Comme à la maison. Après avoir trouvé comment entrer (par une trappe plutôt que par la porte, un thème récurrent du jeu), Edith s'aventure dans la vieille demeure. Garage, entrée, cuisine, salle à manger, salon... Les pièces principales sont chaleureuses, accueillantes et remplies de livres, mais aussi très neutres. Toutes les chambres sont scellées, mais on trouve rapidement des passages secrets pour y pénétrer. Là, l'ambiance change du tout au tout : chaque chambre affiche une personnalité marquée et semble conçue comme un portrait de son occupant, de ce qu'il faisait, de ce qu'il aimait... Chacune de ces chambres abrite un document sur son occupant (journal, photo...) qui déclenche une saynète où l'on revit la mort du membre de la famille. C'est ici que What Remains of Edith Finch se distingue : tous ces segments proposent d'énormes variations entre eux et par rapport au reste du jeu. Dans l'un on dirigera un chat chassant sa proie, dans un autre un roi en voyage, ou un cerf-volant dans une tempête, une grenouille de bain... Tout ça a l'air mignon, ou en tout cas bénin, mais certains passages peuvent être horribles. Pas au sens où on l'entend aujourd'hui dans le jeu vidéo, avec des monstres et des surprises qui n'en sont pas. Ici, l'horreur est un sentiment (comme dans les nouvelles de Poe ou certains textes de Borges) qui s'infiltre petit à petit, au fur et à mesure que l'on réalise où la scène nous emmène. On sait bien dès le départ que tous ces gens sont décédés, mais ça ne rend pas plus facile de les accompagner jusqu'à la dernière marche.

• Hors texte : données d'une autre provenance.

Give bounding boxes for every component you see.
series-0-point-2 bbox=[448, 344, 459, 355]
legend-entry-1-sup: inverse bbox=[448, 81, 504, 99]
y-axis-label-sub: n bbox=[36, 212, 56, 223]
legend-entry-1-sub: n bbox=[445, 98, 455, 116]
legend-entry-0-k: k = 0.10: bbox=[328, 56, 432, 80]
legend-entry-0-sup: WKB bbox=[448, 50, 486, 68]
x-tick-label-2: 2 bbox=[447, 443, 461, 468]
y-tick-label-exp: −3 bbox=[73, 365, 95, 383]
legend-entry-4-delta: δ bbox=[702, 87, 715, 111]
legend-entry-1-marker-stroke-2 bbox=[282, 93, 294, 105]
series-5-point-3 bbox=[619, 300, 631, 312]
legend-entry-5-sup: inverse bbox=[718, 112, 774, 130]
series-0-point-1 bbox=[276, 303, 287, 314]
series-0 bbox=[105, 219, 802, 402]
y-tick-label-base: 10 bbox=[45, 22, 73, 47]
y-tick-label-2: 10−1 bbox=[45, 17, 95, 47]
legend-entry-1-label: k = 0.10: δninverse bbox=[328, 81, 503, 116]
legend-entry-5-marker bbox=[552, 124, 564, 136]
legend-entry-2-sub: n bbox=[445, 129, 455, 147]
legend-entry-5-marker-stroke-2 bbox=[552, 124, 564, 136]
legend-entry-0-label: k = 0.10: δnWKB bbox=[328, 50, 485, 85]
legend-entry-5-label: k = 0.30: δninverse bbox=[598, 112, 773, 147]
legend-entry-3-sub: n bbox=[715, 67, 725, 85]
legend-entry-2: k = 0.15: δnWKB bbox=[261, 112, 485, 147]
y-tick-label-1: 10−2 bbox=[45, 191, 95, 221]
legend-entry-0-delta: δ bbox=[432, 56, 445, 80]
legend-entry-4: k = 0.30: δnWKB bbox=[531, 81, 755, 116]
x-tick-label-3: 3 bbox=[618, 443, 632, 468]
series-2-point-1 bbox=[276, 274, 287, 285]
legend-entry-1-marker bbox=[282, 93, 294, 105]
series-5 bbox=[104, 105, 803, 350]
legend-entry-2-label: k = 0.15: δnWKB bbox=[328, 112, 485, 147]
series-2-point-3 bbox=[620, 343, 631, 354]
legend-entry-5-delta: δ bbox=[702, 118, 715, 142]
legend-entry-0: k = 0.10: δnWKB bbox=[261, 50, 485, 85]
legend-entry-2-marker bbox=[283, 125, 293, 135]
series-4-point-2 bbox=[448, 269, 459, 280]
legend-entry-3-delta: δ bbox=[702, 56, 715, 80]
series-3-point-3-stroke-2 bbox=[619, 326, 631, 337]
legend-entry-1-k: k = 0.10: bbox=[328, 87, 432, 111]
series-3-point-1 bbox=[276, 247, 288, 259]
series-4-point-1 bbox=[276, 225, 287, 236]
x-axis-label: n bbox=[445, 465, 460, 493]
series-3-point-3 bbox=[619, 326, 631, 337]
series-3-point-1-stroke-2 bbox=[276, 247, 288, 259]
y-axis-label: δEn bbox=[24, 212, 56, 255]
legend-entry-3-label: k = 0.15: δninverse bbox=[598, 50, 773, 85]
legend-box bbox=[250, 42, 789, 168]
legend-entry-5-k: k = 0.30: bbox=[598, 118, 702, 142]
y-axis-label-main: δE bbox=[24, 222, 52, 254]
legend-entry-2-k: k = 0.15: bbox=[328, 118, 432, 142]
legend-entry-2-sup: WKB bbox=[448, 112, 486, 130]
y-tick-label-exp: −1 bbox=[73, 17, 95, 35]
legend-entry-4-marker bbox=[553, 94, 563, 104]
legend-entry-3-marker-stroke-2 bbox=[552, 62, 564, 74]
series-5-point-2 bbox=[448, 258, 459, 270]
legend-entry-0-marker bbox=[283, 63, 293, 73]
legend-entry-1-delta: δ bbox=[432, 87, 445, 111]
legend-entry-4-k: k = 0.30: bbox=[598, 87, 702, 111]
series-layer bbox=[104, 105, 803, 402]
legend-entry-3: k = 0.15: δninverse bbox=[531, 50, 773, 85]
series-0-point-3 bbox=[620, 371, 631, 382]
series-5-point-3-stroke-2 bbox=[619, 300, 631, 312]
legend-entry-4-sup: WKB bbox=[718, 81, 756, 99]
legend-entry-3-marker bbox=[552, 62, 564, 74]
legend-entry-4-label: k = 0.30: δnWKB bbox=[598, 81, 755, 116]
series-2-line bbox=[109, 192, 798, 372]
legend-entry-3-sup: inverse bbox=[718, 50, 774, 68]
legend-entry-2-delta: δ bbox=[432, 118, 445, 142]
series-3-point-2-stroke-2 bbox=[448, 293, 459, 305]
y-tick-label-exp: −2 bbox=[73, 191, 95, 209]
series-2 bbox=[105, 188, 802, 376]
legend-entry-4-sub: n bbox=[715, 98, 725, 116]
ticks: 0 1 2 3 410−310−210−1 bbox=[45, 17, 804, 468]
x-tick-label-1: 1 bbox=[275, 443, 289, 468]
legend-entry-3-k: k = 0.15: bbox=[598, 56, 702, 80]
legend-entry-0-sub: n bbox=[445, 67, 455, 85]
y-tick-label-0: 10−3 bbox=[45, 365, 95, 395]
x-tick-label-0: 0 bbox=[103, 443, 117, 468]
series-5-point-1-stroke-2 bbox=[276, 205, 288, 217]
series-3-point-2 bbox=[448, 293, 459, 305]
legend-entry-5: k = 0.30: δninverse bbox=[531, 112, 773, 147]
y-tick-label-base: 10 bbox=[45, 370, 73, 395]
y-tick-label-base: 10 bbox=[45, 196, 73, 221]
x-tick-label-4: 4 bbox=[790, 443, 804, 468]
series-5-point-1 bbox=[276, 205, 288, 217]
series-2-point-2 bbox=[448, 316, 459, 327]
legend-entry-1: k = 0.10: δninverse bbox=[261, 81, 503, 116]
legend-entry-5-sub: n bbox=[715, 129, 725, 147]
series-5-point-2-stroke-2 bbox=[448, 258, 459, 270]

Faites comme chez vous. Pour autant, l'ambiance de What Remains of Edith Finch n'est jamais plombante. Certes, ça trépasse à gauche et à droite, mais la narration trouve le ton juste entre la représentation (parfois métaphorique, parfois crue) des décès, les remarques d'Edith, qui découvre tout ça en même temps que nous, et l'atmosphère des différentes pièces (pourtant abandonnées) de la maison, souvent joyeuses, pleines de lumières et de jouets. C'est ce qui permet de continuer, de trouver d'autres passages secrets et d'autres chambres, et d'être surpris par chaque nouveau récit.
Par certains côtés, What Remains of Edith Finch se rapproche plus du recueil de nouvelles que du simple récit. Plutôt que d'y chercher les influences de Gone Home (où une jeune fille revient aussi visiter l'immense maison familiale), The Vanishing of Ethan Carter (où la narration s'affiche également à l'écran pendant qu'on explore cimetières et maisons abandonnées) ou Oxenfree (où l'on traite aussi du deuil familial vu par des ados), il faut peut-être voir le jeu de Giant Sparrow comme un successeur à leur précédent titre, The Unfinished Swan, auquelWhat Remains of Edith Finch fait référence explicitement. The Unfinished Swan proposait lui aussi un récit familial découpé en segments avec des formes différentes : on peignait le monde, puis on créait des objets... Mais le jeu souffrait justement de ses trouvailles de gameplay, et hésitait trop souvent entre proposer un Portal-like avec de longs niveaux et raconter en quelques phrases une histoire touchante. What Remains of Edith Finch ne commet pas la même erreur. Ses saynètes peuvent prendre vingt minutes ou trente secondes (le jeu lui-même se termine en moins de deux heures), peu importe, elles durent surtout le temps qu'il faut pour rester efficaces, et ne s'attardent sur une mécanique de jeu que s'il y a une raison narrative pour ça. C'est finalement ce qui fait que What Remains of Edith Finch fonctionne si bien et reste en tête longtemps après qu'on en a visité toutes les chambres.